Dans la page « Débats » de la Libre Belgique du 20 août 2007, je soutenais la thèse que « Bruxelles est le vrai enjeu ». J’exprimais ma crainte que les partis politiques du nord et du sud finissent par arriver à un accord de cogestion de la Région Bruxelloise au détriment de ses habitants. Les mois suivants ont appaisé ces craintes avec un évident resserrement de la solidarité entre la Région Wallonne et la Région bruxelloise, favorisée largement par les revendications excessives de la Région flamande et des vexations mesquines (Bourgemestres, Overijse,etc.).

 

Avec l’éclatement de la nouvelle crise politique résultant de la démission du Gouvernement d’Yves Leterme, je constate qu’il était prématuré de penser que ce danger était écarté : en effet, au centre des propositions de dernière minute du Premier Ministre sortant, était l’idée d’associer les « Régions » aux négociations communautaires. Or, comme le souligne Didier Reynders, lui-même, il s’agissait bien d’un dialogue de « Communauté à Communauté » qui était proposé. La confusion – délibérée – peut bien sûr s’expliquer par la superposition de la Région et Communauté en Flandre, mais ce n’est pas le cas pour la Wallonie et Bruxelles. Cependant, il ne fait aucun doute que c’est l’interprétation de Didier Reynders qui est la bonne car il suffit de se référer au fait qu’il n’y a que deux délégations, l’une flamande, l’autre francophone pour s’en convaincre

 

Même si un futur gouvernement fédérale reprenait cette piste pour faire avancer le débat, il faudrait à tout  prix que les Bruxellois se mobilisent pour empêcher que la structure proposée soit retenue. La Région Bruxelloise doit être représentée à part entière. Cette situation serait d’ailleurs avantageuse pour la négociation car les intérêts des Bruxellois, qu’ils soient francophones ou flamands divergent substantiellement de ceux des autres régions. Il faudrait assurer une représentation équitable des flamands dans la délégation bruxelloise en s’inspirant, le cas échéant, des arrangements internes existants à la Région. On éviterait ainsi que des tiers ne s’approprient de manière illégitime la défense des intérêts des bruxellois. Qui mieux que les bruxellois sont à même de défendre leurs intérêts financiers et d’assurer que la richesse productive de Bruxelles profite équitablement à ses propres citoyens.  

 

Il est impératif de distinguer trois enjeux : « linguistiques », ceux qui concernent la structure institutionnelle du pays et ceux qui traitent des compétences « socio-économiques ». La Région bruxelloise est constitutionnellement  « bilingue » et il n’y a donc pas pour elle de problème sue ce terrain puisque les « compétences linguistiques » dévolues aux Communautés ne s’appliquent pas à la Région bruxelloise .Elle a cependant un intérêt direct quant à la structure des pouvoirs régionaux et l’exercice des compétences.

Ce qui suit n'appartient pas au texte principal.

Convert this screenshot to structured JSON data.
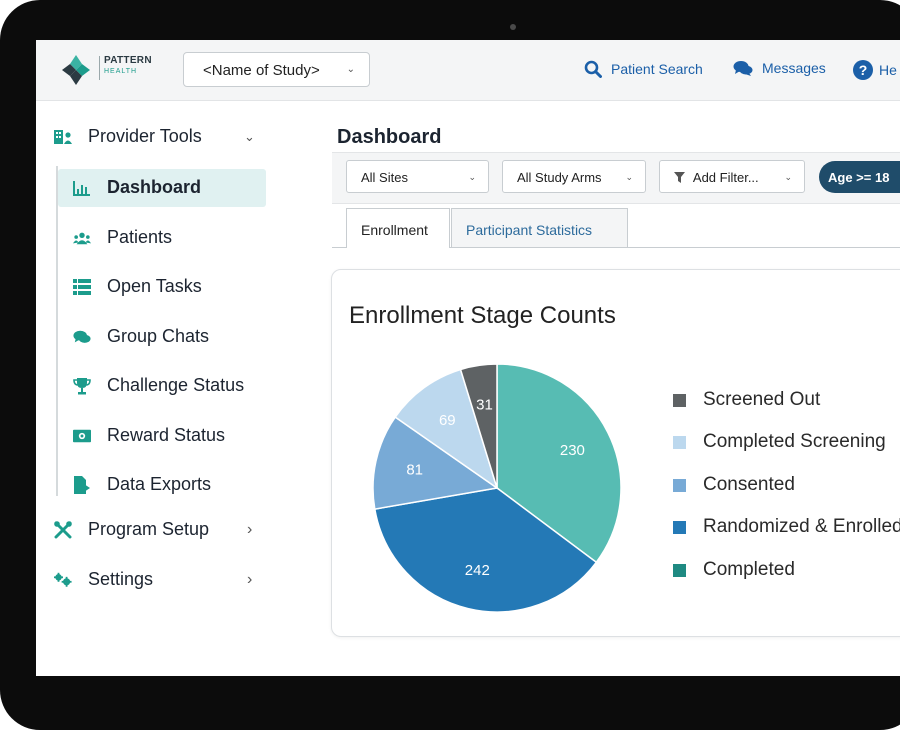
{
  "brand": {
    "line1": "PATTERN",
    "line2": "HEALTH"
  },
  "study_select": {
    "value": "<Name of Study>"
  },
  "top_links": [
    {
      "label": "Patient Search",
      "icon": "search-icon"
    },
    {
      "label": "Messages",
      "icon": "chat-bubbles-icon"
    },
    {
      "label": "He",
      "icon": "help-icon"
    }
  ],
  "sidebar": {
    "section1": {
      "label": "Provider Tools",
      "icon": "provider-tools-icon",
      "expanded": true
    },
    "items": [
      {
        "label": "Dashboard",
        "icon": "bar-chart-icon",
        "active": true
      },
      {
        "label": "Patients",
        "icon": "users-icon"
      },
      {
        "label": "Open Tasks",
        "icon": "task-list-icon"
      },
      {
        "label": "Group Chats",
        "icon": "chat-bubbles-icon"
      },
      {
        "label": "Challenge Status",
        "icon": "trophy-icon"
      },
      {
        "label": "Reward Status",
        "icon": "money-icon"
      },
      {
        "label": "Data Exports",
        "icon": "file-export-icon"
      }
    ],
    "section2": {
      "label": "Program Setup",
      "icon": "tools-icon"
    },
    "section3": {
      "label": "Settings",
      "icon": "gears-icon"
    }
  },
  "main": {
    "title": "Dashboard",
    "filters": {
      "sites": "All Sites",
      "arms": "All Study Arms",
      "add_filter": "Add Filter...",
      "age_pill": "Age >= 18"
    },
    "tabs": [
      {
        "label": "Enrollment",
        "active": true
      },
      {
        "label": "Participant Statistics",
        "active": false
      }
    ]
  },
  "chart_data": {
    "type": "pie",
    "title": "Enrollment Stage Counts",
    "slices": [
      {
        "label": "Completed",
        "value": 230,
        "color": "#57bcb3"
      },
      {
        "label": "Randomized & Enrolled",
        "value": 242,
        "color": "#2479b6"
      },
      {
        "label": "Consented",
        "value": 81,
        "color": "#78aad6"
      },
      {
        "label": "Completed Screening",
        "value": 69,
        "color": "#bcd8ee"
      },
      {
        "label": "Screened Out",
        "value": 31,
        "color": "#5e6264"
      }
    ],
    "legend": [
      {
        "label": "Screened Out",
        "color": "#5e6264"
      },
      {
        "label": "Completed Screening",
        "color": "#bcd8ee"
      },
      {
        "label": "Consented",
        "color": "#78aad6"
      },
      {
        "label": "Randomized & Enrolled",
        "color": "#2479b6"
      },
      {
        "label": "Completed",
        "color": "#1f8a82"
      }
    ],
    "legend_placement": "right"
  }
}
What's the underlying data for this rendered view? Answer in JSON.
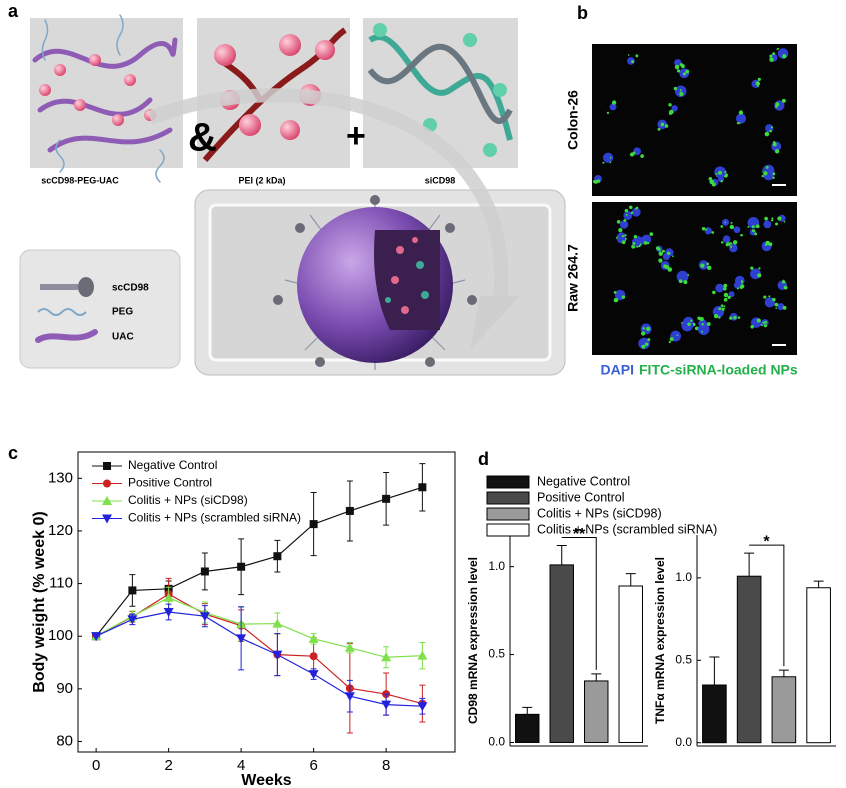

Dans les négociations qui doivent, d’une façon ou de l’autre, aboutir à une profonde réforme de l’Etat, il est du devoir des représentants politiques de mettre au second plan les calculs électoraux et l’intérêt à court terme des partis pour défendre loyalement les intérêts de ceux qui les ont élus. Il serait infiniment regrettable qu’à la suite de l’exemple donné par le CDN & V de sacrifier l’intérêt national sur l’autel du cartel avec le NV-A, les partis francophones succombent à de similaires tentations.

 

Je n’ai pas le moindre doute que Charles Piqué et son équipe défendront au mieu l’intérêt de tous les Bruxellois et qu’ils seront aussi les mieux placés pour assurer une valorisation maximum de la ville en tant que siège de l’Union Européenne, enjeu capital pour Bruxelles.

 

Abordée avec intelligence et sans arrière pensée, la participation des « Régions » aux futurs négociations institutionnelles pourait alors débloquer une situation dont la pérénnisation porte un tort considérable à la Belgique et à tous ses habitants.